Lerner understood that Funari and her collaborators were trying to make more than just a documentary. “I would try to explain what I wanted to do to other funders and they wouldn’t understand.” When it was time to show the work at film festivals, Funari believed it was important to bring the women from the film to talk about the project, rather than just the directors. “I wanted to use the festivals as a way to promote the activism that these women were doing. Ruby was one of the only funders who initially understood that being able to pay for a plane ticket for a factory worker in Tijuana to go to Barcelona or Denmark to speak about her life experience was an element of engagement. That, in and of itself, had a politics to it.”

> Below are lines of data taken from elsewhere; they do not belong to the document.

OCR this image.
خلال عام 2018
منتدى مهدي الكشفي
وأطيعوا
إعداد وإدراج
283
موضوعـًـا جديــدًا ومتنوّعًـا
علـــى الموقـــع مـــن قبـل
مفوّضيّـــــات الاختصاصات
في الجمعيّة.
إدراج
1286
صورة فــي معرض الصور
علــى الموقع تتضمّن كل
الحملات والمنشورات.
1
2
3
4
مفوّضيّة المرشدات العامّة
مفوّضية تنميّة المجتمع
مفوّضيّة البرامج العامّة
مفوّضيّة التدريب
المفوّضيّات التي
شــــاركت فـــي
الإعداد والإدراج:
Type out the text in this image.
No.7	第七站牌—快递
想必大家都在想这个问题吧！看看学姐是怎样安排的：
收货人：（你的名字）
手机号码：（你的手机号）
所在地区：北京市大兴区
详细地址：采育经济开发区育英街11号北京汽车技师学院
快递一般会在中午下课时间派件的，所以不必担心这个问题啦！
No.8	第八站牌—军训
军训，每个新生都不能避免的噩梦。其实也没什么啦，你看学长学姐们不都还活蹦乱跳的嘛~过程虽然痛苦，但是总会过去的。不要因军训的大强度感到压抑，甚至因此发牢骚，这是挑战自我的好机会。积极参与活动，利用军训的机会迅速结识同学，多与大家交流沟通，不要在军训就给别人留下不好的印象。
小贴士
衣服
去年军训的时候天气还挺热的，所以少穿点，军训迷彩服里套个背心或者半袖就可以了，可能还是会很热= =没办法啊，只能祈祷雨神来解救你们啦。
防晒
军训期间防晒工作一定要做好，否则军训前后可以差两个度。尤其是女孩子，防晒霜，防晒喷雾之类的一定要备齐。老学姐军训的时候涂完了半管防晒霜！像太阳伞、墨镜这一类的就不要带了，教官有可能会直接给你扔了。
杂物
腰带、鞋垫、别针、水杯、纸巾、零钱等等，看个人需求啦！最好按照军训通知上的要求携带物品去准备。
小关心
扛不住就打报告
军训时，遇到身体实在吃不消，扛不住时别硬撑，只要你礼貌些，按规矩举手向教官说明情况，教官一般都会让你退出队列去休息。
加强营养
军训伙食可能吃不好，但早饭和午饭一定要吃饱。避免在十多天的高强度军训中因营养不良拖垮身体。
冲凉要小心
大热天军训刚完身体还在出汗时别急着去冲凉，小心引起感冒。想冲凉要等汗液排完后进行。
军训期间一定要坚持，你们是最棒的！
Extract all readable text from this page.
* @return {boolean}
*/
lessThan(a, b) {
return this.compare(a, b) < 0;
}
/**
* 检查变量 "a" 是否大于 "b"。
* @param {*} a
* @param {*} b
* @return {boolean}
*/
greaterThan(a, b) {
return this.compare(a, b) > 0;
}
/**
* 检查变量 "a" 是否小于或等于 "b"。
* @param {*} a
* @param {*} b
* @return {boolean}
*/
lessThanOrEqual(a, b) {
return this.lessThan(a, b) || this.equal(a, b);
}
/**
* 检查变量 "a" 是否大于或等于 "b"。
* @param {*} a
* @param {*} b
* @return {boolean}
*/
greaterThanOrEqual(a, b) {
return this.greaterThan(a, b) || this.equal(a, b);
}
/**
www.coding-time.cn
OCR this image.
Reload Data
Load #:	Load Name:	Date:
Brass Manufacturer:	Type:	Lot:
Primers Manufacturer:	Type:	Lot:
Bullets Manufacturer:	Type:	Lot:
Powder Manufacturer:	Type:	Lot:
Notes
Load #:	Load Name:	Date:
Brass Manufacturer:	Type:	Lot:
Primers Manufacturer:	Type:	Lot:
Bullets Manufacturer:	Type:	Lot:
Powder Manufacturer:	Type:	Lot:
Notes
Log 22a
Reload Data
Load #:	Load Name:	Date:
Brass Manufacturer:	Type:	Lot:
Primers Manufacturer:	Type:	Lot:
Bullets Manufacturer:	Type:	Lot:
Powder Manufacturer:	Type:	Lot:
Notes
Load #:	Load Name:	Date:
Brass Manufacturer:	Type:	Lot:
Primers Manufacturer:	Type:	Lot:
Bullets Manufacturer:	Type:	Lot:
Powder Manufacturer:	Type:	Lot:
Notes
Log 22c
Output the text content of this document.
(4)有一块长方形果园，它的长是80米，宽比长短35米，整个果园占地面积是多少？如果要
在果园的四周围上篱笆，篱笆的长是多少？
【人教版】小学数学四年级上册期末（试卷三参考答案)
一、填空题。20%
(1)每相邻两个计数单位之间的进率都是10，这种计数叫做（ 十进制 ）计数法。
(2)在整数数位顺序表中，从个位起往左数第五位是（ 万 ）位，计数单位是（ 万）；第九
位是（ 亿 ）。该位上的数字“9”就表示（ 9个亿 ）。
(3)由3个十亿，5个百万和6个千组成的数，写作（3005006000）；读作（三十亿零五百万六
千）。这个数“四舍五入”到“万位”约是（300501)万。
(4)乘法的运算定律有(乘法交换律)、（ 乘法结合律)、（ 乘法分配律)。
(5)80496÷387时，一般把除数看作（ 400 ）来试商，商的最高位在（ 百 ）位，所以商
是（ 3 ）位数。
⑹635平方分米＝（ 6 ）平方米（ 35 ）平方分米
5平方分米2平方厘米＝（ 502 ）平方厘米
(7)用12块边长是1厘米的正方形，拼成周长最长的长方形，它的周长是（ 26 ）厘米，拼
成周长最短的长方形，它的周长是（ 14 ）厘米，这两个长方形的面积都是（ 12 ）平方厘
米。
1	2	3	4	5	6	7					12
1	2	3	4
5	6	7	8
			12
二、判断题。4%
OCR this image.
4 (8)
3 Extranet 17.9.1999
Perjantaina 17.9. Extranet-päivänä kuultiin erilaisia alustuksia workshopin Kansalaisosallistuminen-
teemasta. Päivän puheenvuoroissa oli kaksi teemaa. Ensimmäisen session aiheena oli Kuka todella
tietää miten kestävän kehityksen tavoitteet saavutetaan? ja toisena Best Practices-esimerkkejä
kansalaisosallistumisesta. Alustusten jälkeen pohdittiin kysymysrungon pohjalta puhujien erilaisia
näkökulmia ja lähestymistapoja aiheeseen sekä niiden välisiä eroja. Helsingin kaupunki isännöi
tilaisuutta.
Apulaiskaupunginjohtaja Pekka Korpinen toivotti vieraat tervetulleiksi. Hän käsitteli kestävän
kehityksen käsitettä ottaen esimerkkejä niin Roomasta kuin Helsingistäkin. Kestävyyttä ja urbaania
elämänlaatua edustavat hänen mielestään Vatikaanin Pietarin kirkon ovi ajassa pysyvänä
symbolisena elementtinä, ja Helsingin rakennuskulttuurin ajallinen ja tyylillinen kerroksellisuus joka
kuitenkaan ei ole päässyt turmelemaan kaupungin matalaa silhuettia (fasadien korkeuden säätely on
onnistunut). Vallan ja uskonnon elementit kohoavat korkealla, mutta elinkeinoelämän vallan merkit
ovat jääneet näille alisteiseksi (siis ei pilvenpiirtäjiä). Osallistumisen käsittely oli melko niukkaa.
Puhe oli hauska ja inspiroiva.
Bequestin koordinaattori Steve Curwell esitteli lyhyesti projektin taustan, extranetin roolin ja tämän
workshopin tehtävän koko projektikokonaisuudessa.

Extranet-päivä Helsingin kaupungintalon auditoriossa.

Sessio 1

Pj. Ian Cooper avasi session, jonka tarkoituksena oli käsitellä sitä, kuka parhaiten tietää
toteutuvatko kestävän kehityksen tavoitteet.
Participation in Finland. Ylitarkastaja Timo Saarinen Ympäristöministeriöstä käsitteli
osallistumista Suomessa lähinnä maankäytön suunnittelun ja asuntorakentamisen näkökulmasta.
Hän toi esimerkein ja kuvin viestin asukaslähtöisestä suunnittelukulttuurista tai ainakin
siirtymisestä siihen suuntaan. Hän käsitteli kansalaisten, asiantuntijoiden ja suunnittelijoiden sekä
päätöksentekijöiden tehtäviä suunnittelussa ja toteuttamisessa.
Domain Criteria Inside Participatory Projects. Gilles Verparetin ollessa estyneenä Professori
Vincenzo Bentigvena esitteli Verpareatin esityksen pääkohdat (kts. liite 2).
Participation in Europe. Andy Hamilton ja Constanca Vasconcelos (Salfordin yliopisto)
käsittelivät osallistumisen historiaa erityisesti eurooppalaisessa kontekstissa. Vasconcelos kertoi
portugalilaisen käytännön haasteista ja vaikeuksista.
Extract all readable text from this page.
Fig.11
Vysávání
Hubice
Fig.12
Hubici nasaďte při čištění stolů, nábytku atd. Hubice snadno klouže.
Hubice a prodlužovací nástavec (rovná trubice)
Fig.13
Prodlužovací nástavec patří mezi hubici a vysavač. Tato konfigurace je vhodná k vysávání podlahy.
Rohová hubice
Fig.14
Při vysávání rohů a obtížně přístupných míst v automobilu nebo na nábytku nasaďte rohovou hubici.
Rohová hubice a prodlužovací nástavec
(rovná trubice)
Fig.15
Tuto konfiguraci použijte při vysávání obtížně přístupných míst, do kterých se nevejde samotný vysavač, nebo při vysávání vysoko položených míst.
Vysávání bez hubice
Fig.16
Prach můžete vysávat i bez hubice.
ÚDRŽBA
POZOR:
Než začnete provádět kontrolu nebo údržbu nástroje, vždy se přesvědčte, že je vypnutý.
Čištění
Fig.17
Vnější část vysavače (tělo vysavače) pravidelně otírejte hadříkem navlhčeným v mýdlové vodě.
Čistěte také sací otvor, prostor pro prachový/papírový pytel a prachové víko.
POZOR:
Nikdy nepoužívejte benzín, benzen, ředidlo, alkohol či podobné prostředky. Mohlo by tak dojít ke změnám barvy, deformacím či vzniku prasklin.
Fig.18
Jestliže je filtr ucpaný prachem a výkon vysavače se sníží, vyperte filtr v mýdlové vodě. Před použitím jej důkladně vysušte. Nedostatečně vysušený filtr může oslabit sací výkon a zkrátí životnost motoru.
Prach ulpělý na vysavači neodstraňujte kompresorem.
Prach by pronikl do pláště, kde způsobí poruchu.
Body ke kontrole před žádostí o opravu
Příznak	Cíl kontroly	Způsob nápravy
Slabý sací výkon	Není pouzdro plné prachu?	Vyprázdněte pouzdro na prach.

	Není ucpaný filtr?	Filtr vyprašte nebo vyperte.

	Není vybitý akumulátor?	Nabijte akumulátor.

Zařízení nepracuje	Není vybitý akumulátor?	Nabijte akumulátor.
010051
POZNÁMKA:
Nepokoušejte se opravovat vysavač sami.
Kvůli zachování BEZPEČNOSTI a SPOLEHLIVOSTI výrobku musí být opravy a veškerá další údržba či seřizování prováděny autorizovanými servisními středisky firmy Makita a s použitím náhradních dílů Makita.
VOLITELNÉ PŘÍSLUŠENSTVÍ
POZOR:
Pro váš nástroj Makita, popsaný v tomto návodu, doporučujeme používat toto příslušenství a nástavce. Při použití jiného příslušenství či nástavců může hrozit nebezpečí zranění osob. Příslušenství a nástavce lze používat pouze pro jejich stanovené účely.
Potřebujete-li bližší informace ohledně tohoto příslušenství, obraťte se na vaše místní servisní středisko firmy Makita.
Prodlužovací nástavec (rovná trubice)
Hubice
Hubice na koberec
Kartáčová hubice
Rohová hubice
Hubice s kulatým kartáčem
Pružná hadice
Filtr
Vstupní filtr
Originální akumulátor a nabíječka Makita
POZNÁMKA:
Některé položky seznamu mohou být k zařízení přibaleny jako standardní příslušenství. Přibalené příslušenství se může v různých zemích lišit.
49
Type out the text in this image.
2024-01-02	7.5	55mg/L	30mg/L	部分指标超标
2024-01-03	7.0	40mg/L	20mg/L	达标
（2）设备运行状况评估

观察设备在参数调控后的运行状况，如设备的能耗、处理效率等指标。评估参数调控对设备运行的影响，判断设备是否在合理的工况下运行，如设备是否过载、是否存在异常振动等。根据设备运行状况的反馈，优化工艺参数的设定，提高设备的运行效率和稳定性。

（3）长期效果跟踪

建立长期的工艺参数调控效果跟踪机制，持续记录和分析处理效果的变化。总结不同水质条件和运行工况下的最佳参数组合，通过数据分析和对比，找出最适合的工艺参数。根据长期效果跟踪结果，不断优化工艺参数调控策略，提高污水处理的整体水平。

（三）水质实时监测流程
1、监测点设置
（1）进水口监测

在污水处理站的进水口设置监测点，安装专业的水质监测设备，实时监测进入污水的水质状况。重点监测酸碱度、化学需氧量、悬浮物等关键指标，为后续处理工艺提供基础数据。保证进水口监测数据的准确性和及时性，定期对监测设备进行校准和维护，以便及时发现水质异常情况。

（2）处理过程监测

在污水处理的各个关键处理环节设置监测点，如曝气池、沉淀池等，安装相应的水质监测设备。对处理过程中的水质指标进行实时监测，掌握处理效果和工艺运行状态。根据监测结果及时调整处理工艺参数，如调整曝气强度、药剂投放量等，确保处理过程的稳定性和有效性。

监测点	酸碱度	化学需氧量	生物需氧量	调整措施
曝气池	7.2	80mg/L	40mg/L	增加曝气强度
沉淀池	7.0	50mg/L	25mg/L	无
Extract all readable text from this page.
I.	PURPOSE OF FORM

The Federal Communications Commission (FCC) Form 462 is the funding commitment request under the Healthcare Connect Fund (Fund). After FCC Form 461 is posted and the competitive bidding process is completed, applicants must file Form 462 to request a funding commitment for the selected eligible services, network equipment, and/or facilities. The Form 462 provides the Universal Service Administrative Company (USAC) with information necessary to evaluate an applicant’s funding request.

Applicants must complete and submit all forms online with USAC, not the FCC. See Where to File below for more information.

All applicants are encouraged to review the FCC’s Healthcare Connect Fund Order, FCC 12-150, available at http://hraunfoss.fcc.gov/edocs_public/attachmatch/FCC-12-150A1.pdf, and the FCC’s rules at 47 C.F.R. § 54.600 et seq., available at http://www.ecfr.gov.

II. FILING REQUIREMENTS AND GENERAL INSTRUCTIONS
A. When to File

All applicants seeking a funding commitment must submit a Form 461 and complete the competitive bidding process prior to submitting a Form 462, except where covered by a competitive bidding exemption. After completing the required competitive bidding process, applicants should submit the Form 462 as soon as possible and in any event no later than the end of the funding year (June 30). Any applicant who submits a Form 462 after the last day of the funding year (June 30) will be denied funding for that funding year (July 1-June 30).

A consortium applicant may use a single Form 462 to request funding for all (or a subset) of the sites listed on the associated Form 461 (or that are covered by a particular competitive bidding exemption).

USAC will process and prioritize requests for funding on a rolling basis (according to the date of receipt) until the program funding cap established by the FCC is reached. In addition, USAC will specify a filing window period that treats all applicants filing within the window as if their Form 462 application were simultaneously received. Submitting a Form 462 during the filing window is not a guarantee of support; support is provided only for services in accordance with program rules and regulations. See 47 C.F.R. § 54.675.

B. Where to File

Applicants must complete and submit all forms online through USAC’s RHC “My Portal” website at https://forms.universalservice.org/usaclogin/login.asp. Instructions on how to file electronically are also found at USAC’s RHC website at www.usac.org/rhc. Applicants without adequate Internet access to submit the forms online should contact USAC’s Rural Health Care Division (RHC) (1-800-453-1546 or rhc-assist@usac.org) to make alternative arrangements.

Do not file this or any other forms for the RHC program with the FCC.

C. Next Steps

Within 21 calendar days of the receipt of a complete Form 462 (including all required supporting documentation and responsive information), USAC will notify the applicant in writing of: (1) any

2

The film had a successful run at festivals around the world, and it ended up premiering on POV on PBS, where excerpts are still viewable. It had tangible results in the real world as well, Funari explained. For example, one of their partners, SweatFree Communities, had been campaigning to get local governments and college and university administrators to commit to purchasing sweat free goods. “Liana Foxvog, at the time their National Organizer, told me that after one of their Maquilápolis screenings, a local politician came up to her and said that seeing the film had finally shown him exactly why he needed to support their initiative. That’s an anecdote that I hear as a filmmaker and I feel like I did my job.”
“What a film can do is often no more than create or promote dialogue,” said Funari. As filmmakers, the artists wanted to make sure their audience used the film properly. They put resources toward making a binational and bilingual database of all the organizations leading the charge around issues addressed in the film. As Funari pointed out, information today is easily accessible with a quick internet search, but this was not true even a decade ago, especially for communities where computers and internet access were not common. So, a printed database became a valuable asset to give to their audience after seeing the film. They also created a bilingual discussion guide to help activists and community leaders use the film to help them organize. “When people see a film like Maquilàpolis,” Funari explained, they ask, “What can I do? What should I do?” The team used these resources as a way to give the viewers an immediate action they could take: “Get involved with any one of these organizations and you will be making a positive change in the world.”
Maquilápolis and documentary films like it represent a major shift in how people have come to view documentary as an art form in the past fifteen years. “2006 isn’t that long ago,” Funari points out, “to think that what you can do now—given the technology that we have, and the awareness that people have in the documentary film world—it’s quantum leaps ahead of where we were in 2006.”